Home Office confusion
In May 2019 the woman’s lawyers called for the woman to be recognised via the National Referral Mechanism (NRM) as a victim of trafficking. However, the Home Office said it could find no record of her in its system.
In July 2019 the Home Office found her trafficking records and confirmation of her victim status but in October 2019 she was locked up in an immigration detention.
Although she was recognised as a trafficking victim by the Home Office, her asylum appeal is ongoing and so she began legal action against the home secretary.
In his judgment Mr Justice Linden said: “The effect of the refusal to grant the claimant modern slavery leave is that she is subject to the so-called hostile environment underpinned by the Immigration Act 2014.”
The judge said the woman’s "broad case" was that she should have been granted discretionary leave to remain, in accordance with the convention, on the basis that she had to remain in the UK in order to pursue asylum and human rights claims based on a fear of being re-trafficked if she was returned to Vietnam.
Mr Aydeed said: “Recovery is a vital form of relief for survivors of trafficking, and this will go a long way to assist victims in their physical, psychological and social recovery.

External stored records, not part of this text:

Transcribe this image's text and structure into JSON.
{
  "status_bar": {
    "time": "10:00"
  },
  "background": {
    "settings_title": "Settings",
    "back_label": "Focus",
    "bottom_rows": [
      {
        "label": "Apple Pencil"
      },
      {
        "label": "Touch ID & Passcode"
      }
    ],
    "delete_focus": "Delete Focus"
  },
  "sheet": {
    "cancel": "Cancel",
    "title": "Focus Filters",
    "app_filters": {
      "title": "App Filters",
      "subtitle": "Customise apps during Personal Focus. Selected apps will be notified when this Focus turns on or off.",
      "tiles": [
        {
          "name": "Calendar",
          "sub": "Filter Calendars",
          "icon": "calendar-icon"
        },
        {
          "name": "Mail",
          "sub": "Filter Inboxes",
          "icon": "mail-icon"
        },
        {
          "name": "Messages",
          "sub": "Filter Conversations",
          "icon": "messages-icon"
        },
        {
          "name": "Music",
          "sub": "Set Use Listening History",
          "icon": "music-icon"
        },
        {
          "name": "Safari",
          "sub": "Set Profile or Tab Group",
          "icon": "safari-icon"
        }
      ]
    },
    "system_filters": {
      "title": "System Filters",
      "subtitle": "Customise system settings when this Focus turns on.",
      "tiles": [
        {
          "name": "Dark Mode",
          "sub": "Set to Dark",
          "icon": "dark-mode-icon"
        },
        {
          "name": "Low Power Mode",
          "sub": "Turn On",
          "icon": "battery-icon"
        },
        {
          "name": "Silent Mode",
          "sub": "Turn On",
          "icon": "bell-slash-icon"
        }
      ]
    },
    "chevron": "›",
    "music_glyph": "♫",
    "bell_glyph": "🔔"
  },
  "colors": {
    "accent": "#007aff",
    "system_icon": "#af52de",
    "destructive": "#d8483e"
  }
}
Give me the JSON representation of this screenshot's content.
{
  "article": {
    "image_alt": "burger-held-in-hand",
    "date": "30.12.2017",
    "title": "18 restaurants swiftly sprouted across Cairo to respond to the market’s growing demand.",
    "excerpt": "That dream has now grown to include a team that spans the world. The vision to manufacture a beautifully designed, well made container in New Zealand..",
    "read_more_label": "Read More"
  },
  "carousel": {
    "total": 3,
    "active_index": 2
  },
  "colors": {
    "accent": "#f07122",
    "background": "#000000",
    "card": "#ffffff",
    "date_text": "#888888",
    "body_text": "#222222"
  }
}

“Our client and other survivors will finally have access to education, training and they’ll finally have the right to work. Not only will this assist survivors of trafficking but it will also provide a direct financial benefit to the public purse.”
A Home Office spokesperson said: “The judgment does not state that leave must be granted to all victims of modern slavery, but that it may be necessary when a victim is pursuing a claim for asylum based on the fear of being re-trafficked.
“We are carefully considering the implications of this judgment. A decision on whether to appeal or not will be made in due course.”